What are the biggest hurdles to operating a palliative care program in your region?
Palliative care is a good care coordinator. A big hurdle in the space is the identification of patient needs and aligning services around that. Sometimes patients don’t know they need palliative care or the benefits they could have with these services. The education component is key to really inform the patient and their family of what palliative care really is and how we can serve them.
The second large hurdle in breaking down those misconceptions is reimbursement. That’s an important part to support palliative care service lines. You have to be a little innovative in that space, given the hurdles we have around payment models.
How has Compassus navigated through those palliative reimbursement and patient identification challenges?
One approach we have is understanding [clinical] capacity and the ability to serve the needs of our patients and communities.
We have different models to serve the community with palliative care services. We’ve set up advance care management teams and developed more interdisciplinary services where nurses, social workers and nurse practitioners are working together in really aiding the care of the patient. It takes being creative and innovative in the space and strong advocacy for potential palliative payment models that support their needs.
One model is more of a fee-for-service reimbursement system, while another model is based on a more per-member, per-month billing cycle that’s set up with payers through Compassus.
Where is the ‘sweet spot’ of palliative care service sustainability?
Each community has different needs, and it’s about working on care delivery and payment models that better serve those needs. It’s working with your partners in the community to identify and navigate patients at various levels of care with serious illness needs.
An integrated care delivery model is part of having a palliative care service line.
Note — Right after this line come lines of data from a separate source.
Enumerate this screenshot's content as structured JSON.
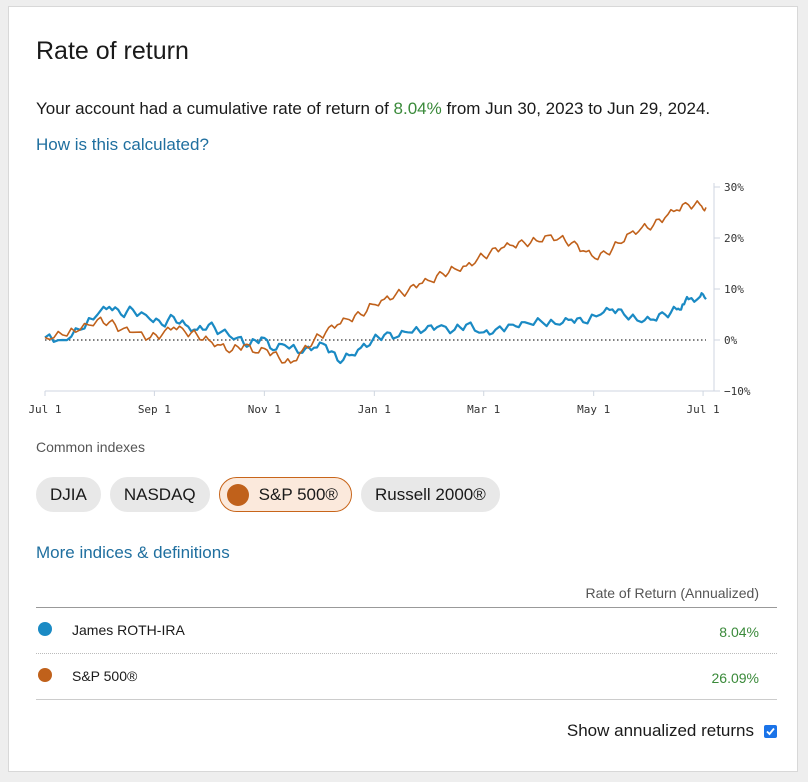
{
  "title": "Rate of return",
  "summary": {
    "prefix": "Your account had a cumulative rate of return of ",
    "percent": "8.04%",
    "suffix": " from Jun 30, 2023 to Jun 29, 2024."
  },
  "how_link": "How is this calculated?",
  "chart_data": {
    "type": "line",
    "x_tick_labels": [
      "Jul 1",
      "Sep 1",
      "Nov 1",
      "Jan 1",
      "Mar 1",
      "May 1",
      "Jul 1"
    ],
    "y_tick_labels": [
      "30%",
      "20%",
      "10%",
      "0%",
      "−10%"
    ],
    "ylim": [
      -10,
      30
    ],
    "zero_line": "dotted",
    "series": [
      {
        "name": "James ROTH-IRA",
        "color": "#1a8ac4",
        "points": [
          [
            0,
            0.5
          ],
          [
            3,
            0
          ],
          [
            6,
            2
          ],
          [
            9,
            5
          ],
          [
            11,
            6.5
          ],
          [
            13,
            5
          ],
          [
            15,
            6
          ],
          [
            18,
            4
          ],
          [
            20,
            3
          ],
          [
            22,
            4.5
          ],
          [
            24,
            3
          ],
          [
            26,
            2
          ],
          [
            28,
            3
          ],
          [
            30,
            1.5
          ],
          [
            33,
            0.5
          ],
          [
            35,
            -1
          ],
          [
            37,
            0.5
          ],
          [
            39,
            -2
          ],
          [
            41,
            -1
          ],
          [
            44,
            -2.5
          ],
          [
            46,
            -1.5
          ],
          [
            48,
            -1
          ],
          [
            50,
            -4
          ],
          [
            52,
            -3
          ],
          [
            54,
            -1.5
          ],
          [
            56,
            0
          ],
          [
            58,
            1
          ],
          [
            60,
            0.5
          ],
          [
            62,
            1.5
          ],
          [
            65,
            2
          ],
          [
            67,
            2.5
          ],
          [
            70,
            2
          ],
          [
            72,
            3
          ],
          [
            75,
            1.5
          ],
          [
            77,
            2
          ],
          [
            80,
            3
          ],
          [
            82,
            3.5
          ],
          [
            85,
            3.5
          ],
          [
            88,
            3
          ],
          [
            90,
            4
          ],
          [
            92,
            3.5
          ],
          [
            95,
            5
          ],
          [
            97,
            6
          ],
          [
            99,
            5
          ],
          [
            102,
            3.5
          ],
          [
            104,
            4
          ],
          [
            106,
            5
          ],
          [
            108,
            6
          ],
          [
            109,
            7
          ],
          [
            110,
            8
          ],
          [
            112,
            8.5
          ],
          [
            113,
            8
          ]
        ]
      },
      {
        "name": "S&P 500®",
        "color": "#c0611b",
        "points": [
          [
            0,
            0.5
          ],
          [
            3,
            1
          ],
          [
            6,
            2
          ],
          [
            9,
            4
          ],
          [
            11,
            3.5
          ],
          [
            13,
            2
          ],
          [
            15,
            1.5
          ],
          [
            18,
            0.5
          ],
          [
            20,
            1
          ],
          [
            22,
            2.5
          ],
          [
            24,
            1.5
          ],
          [
            26,
            1
          ],
          [
            28,
            0
          ],
          [
            30,
            -1
          ],
          [
            32,
            -2
          ],
          [
            34,
            -1
          ],
          [
            36,
            -2.5
          ],
          [
            38,
            -2
          ],
          [
            40,
            -3.5
          ],
          [
            42,
            -4.5
          ],
          [
            44,
            -2
          ],
          [
            46,
            0
          ],
          [
            48,
            1.5
          ],
          [
            50,
            3
          ],
          [
            52,
            4
          ],
          [
            54,
            5
          ],
          [
            56,
            7
          ],
          [
            58,
            8
          ],
          [
            60,
            9
          ],
          [
            62,
            9.5
          ],
          [
            64,
            11
          ],
          [
            66,
            11.5
          ],
          [
            68,
            13
          ],
          [
            70,
            14
          ],
          [
            72,
            14.5
          ],
          [
            74,
            16
          ],
          [
            76,
            17
          ],
          [
            78,
            18
          ],
          [
            80,
            18.5
          ],
          [
            82,
            19
          ],
          [
            84,
            19.5
          ],
          [
            86,
            20.5
          ],
          [
            88,
            20
          ],
          [
            90,
            19
          ],
          [
            92,
            17.5
          ],
          [
            94,
            16
          ],
          [
            96,
            17
          ],
          [
            98,
            19
          ],
          [
            100,
            21
          ],
          [
            102,
            22
          ],
          [
            104,
            22.5
          ],
          [
            106,
            24
          ],
          [
            108,
            25.5
          ],
          [
            110,
            26.5
          ],
          [
            112,
            26.5
          ],
          [
            113,
            26
          ]
        ]
      }
    ]
  },
  "common_label": "Common indexes",
  "chips": [
    {
      "label": "DJIA"
    },
    {
      "label": "NASDAQ"
    },
    {
      "label": "S&P 500®"
    },
    {
      "label": "Russell 2000®"
    }
  ],
  "more_link": "More indices & definitions",
  "table": {
    "header": "Rate of Return (Annualized)",
    "rows": [
      {
        "name": "James ROTH-IRA",
        "value": "8.04%",
        "color": "#1a8ac4"
      },
      {
        "name": "S&P 500®",
        "value": "26.09%",
        "color": "#c0611b"
      }
    ]
  },
  "annualized_label": "Show annualized returns"
}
That model is how you attract and retain talented practitioners in this area that are passionate about what they do and the communities they serve. We have seen the benefits that palliative care has to the patient and clinician because of the rich conversations they’re having in this work.
It’s being able to see what community-based palliative care can do for patients and then really work with payers to be able to serve them. It’s an extremely needed service that many people could benefit from in palliative care. Organizations have to be creative in how they fund that.
What do you see as the biggest rewards in providing palliative care?
The biggest reward is that this is a service for a patient and family dealing with chronic health issues and concerns.
From a clinician standpoint, it’s a needed service you’re bringing to patients. From a reward standpoint, it’s patients and families that benefit, especially when they start having goals of care conversations earlier. Being able to sit and talk about what patients and families wish to accomplish is rewarding for the clinician and the family experience.
From a provider standpoint, patients that would discharge from other settings get the right level of care at the right time. If we didn’t offer palliative care, then there’s a missing piece in what we’re offering. The reward for us is that patients can transition seamlessly between service lines.
What would be your biggest piece of advice for those interested in launching into palliative care?
I would say to figure out ways to do it before launching palliative care services. Work on different models that serve your community’s specific palliative needs. It can be beneficial to see what’s working and what isn’t in your community and what to offer patients and families.
To do it successfully, it’s knowing the needs within that community to then be able to build a scalable and sustainable model that provides palliative [services] that meet the needs of patients.